Los eclesiásticos simplistas replican que, en realidad, el Espíritu Santo es como un viento, como el soplo de Dios, que los cardenales deben interpretar. Lo ha dicho de esta solemne manera el cardenal emérito de Viena, Christoph Schönborn, que sonó hace años como papable: “El Espíritu Santo ya ha elegido. Nosotros tenemos que rezar para saber quién es”. En teología, quiere decir que, para manifestarse, Dios necesita de mediaciones humanas. El cónclave, por tanto, es como una “amalgama de lo divino y lo humano”, en palabras del vaticanólogo José Manuel Vidal.

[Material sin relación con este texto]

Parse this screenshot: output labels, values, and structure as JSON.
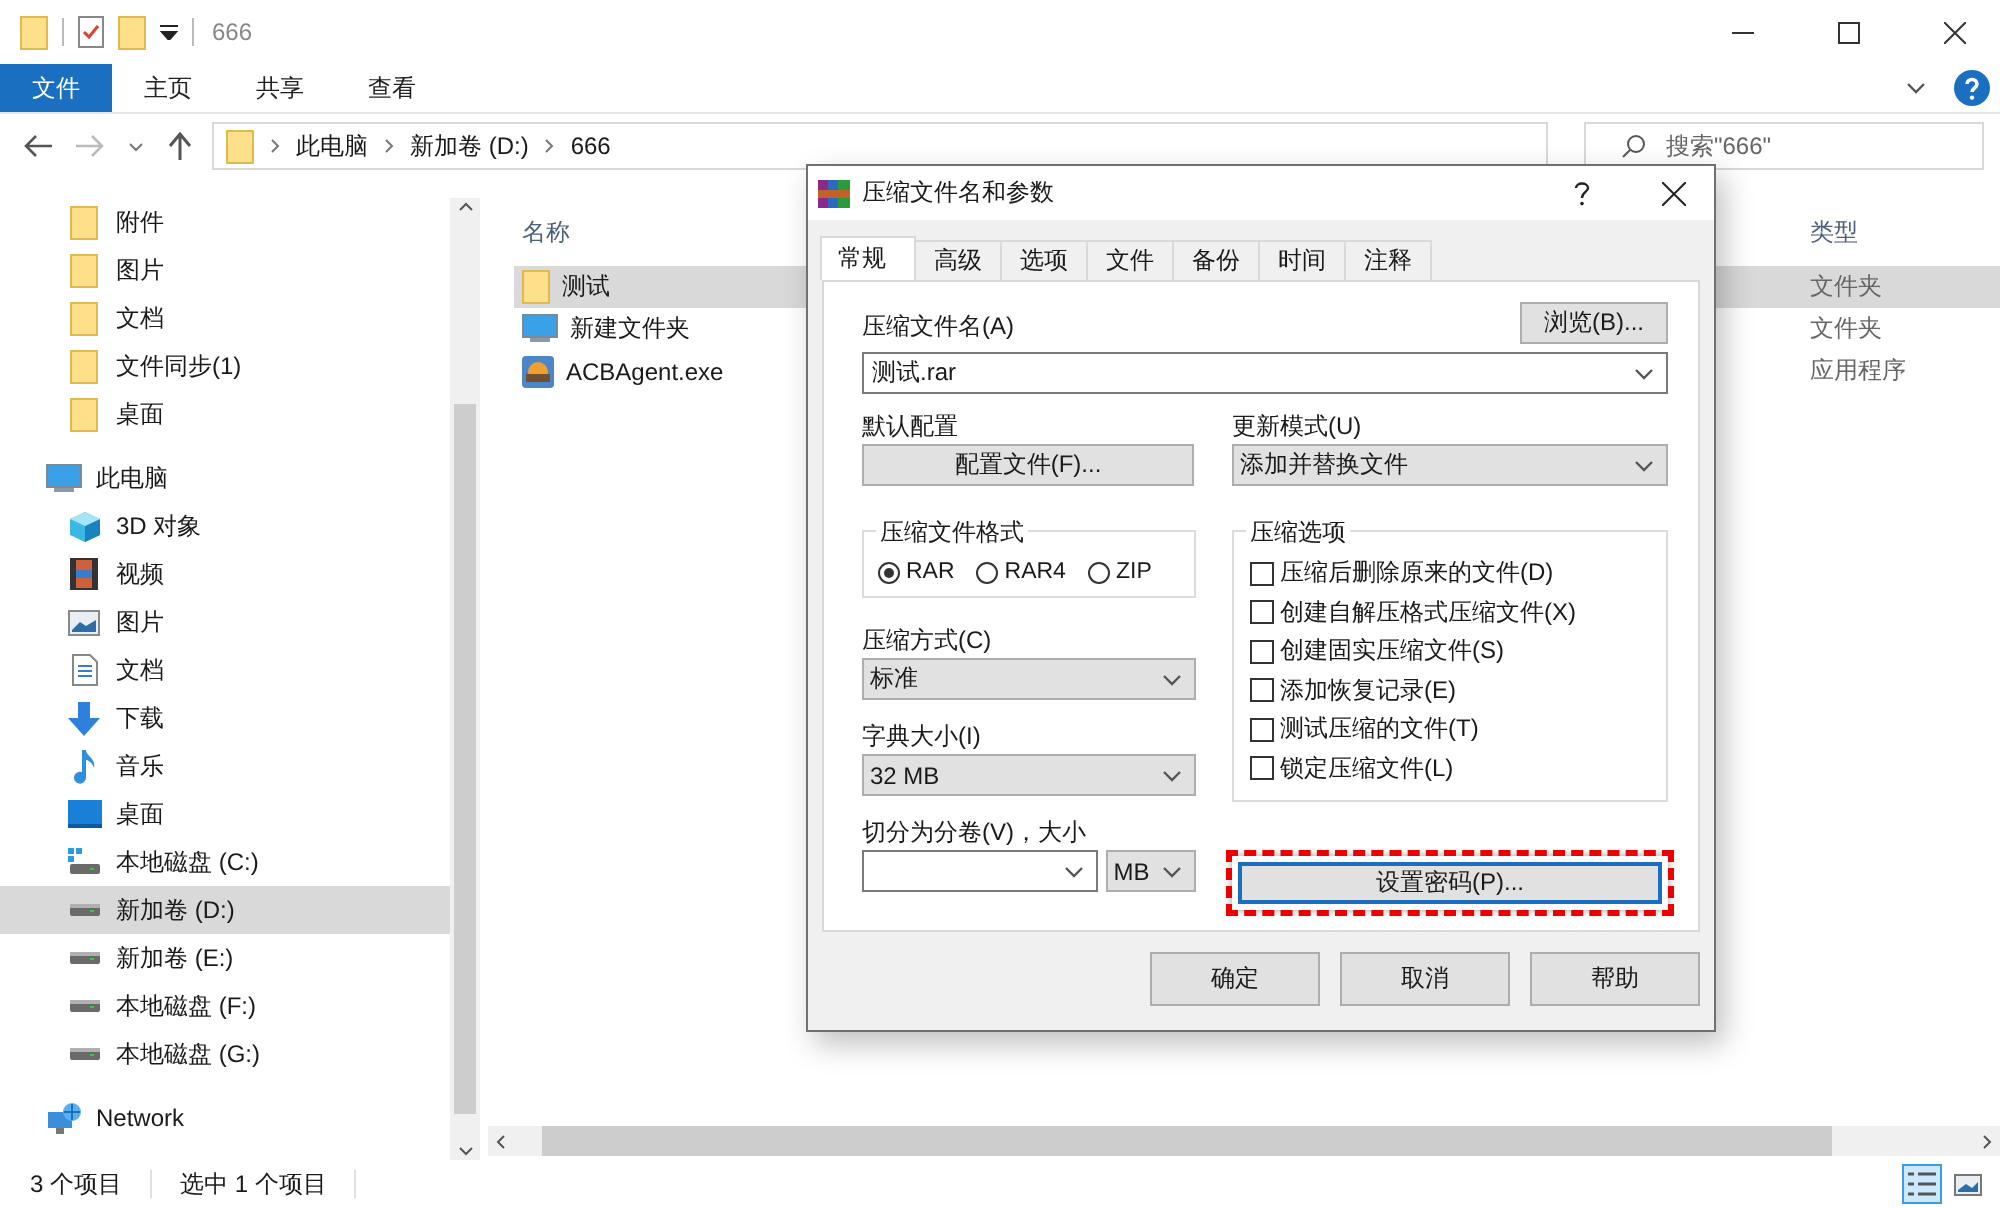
{
  "window": {
    "title": "666"
  },
  "ribbon_tabs": [
    {
      "label": "文件",
      "selected": true
    },
    {
      "label": "主页",
      "selected": false
    },
    {
      "label": "共享",
      "selected": false
    },
    {
      "label": "查看",
      "selected": false
    }
  ],
  "address": {
    "path": [
      "此电脑",
      "新加卷 (D:)",
      "666"
    ]
  },
  "search": {
    "placeholder": "搜索\"666\""
  },
  "sidebar": {
    "quick_access": [
      {
        "label": "附件",
        "kind": "folder",
        "selected": false
      },
      {
        "label": "图片",
        "kind": "folder",
        "selected": false
      },
      {
        "label": "文档",
        "kind": "folder",
        "selected": false
      },
      {
        "label": "文件同步(1)",
        "kind": "folder",
        "selected": false
      },
      {
        "label": "桌面",
        "kind": "folder",
        "selected": false
      }
    ],
    "tree": [
      {
        "label": "此电脑",
        "kind": "pc",
        "selected": false,
        "children": [
          {
            "label": "3D 对象",
            "kind": "cube",
            "selected": false
          },
          {
            "label": "视频",
            "kind": "video",
            "selected": false
          },
          {
            "label": "图片",
            "kind": "picture",
            "selected": false
          },
          {
            "label": "文档",
            "kind": "doc",
            "selected": false
          },
          {
            "label": "下载",
            "kind": "download",
            "selected": false
          },
          {
            "label": "音乐",
            "kind": "music",
            "selected": false
          },
          {
            "label": "桌面",
            "kind": "desktop",
            "selected": false
          },
          {
            "label": "本地磁盘 (C:)",
            "kind": "system-drive",
            "selected": false
          },
          {
            "label": "新加卷 (D:)",
            "kind": "drive",
            "selected": true
          },
          {
            "label": "新加卷 (E:)",
            "kind": "drive",
            "selected": false
          },
          {
            "label": "本地磁盘 (F:)",
            "kind": "drive",
            "selected": false
          },
          {
            "label": "本地磁盘 (G:)",
            "kind": "drive",
            "selected": false
          }
        ]
      },
      {
        "label": "Network",
        "kind": "network",
        "selected": false
      }
    ]
  },
  "file_list": {
    "columns": [
      "名称",
      "类型"
    ],
    "rows": [
      {
        "name": "测试",
        "type": "文件夹",
        "kind": "folder",
        "selected": true
      },
      {
        "name": "新建文件夹",
        "kind": "pc",
        "type": "文件夹",
        "selected": false
      },
      {
        "name": "ACBAgent.exe",
        "kind": "app",
        "type": "应用程序",
        "selected": false
      }
    ]
  },
  "status_bar": {
    "item_count": "3 个项目",
    "selection": "选中 1 个项目"
  },
  "dialog": {
    "title": "压缩文件名和参数",
    "tabs": [
      {
        "label": "常规",
        "selected": true
      },
      {
        "label": "高级",
        "selected": false
      },
      {
        "label": "选项",
        "selected": false
      },
      {
        "label": "文件",
        "selected": false
      },
      {
        "label": "备份",
        "selected": false
      },
      {
        "label": "时间",
        "selected": false
      },
      {
        "label": "注释",
        "selected": false
      }
    ],
    "archive_name": {
      "label": "压缩文件名(A)",
      "value": "测试.rar",
      "browse": "浏览(B)..."
    },
    "default_profile": {
      "label": "默认配置",
      "button": "配置文件(F)..."
    },
    "update_mode": {
      "label": "更新模式(U)",
      "value": "添加并替换文件"
    },
    "format": {
      "title": "压缩文件格式",
      "options": [
        {
          "label": "RAR",
          "selected": true
        },
        {
          "label": "RAR4",
          "selected": false
        },
        {
          "label": "ZIP",
          "selected": false
        }
      ]
    },
    "method": {
      "label": "压缩方式(C)",
      "value": "标准"
    },
    "dictionary": {
      "label": "字典大小(I)",
      "value": "32 MB"
    },
    "split": {
      "label": "切分为分卷(V)，大小",
      "unit": "MB"
    },
    "options": {
      "title": "压缩选项",
      "items": [
        {
          "label": "压缩后删除原来的文件(D)",
          "checked": false
        },
        {
          "label": "创建自解压格式压缩文件(X)",
          "checked": false
        },
        {
          "label": "创建固实压缩文件(S)",
          "checked": false
        },
        {
          "label": "添加恢复记录(E)",
          "checked": false
        },
        {
          "label": "测试压缩的文件(T)",
          "checked": false
        },
        {
          "label": "锁定压缩文件(L)",
          "checked": false
        }
      ]
    },
    "password": {
      "label": "设置密码(P)...",
      "highlighted": true
    },
    "buttons": [
      "确定",
      "取消",
      "帮助"
    ]
  }
}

Otro punto extravagante es la frasecita con que se abre el cónclave y se aparta del mundo a los cardenales. “Extra omnes”, todos fuera, urge un alto prelado. Se han quedado dentro 133 príncipes de la Iglesia, como se les conocía antaño, ancianos la inmensa mayoría, además del Espíritu Santo y la presencia latente del fallecido papa Francisco, el maquinador más decisivo (pues ha sido él, en vida, quien ha elegido a la inmensa mayoría de los votantes). ¿Fuera todos? Pocas veces se expresa con mayor crudeza una realidad: la cristiandad está fuera del cónclave, al margen, en su casi totalidad: todos los laicos, todas las mujeres, todos los casados, todos los padres de familia, todos los obispos, sacerdotes, monjas, frailes y monjes, todos los jóvenes… Extra omnes, nunca mejor dicho.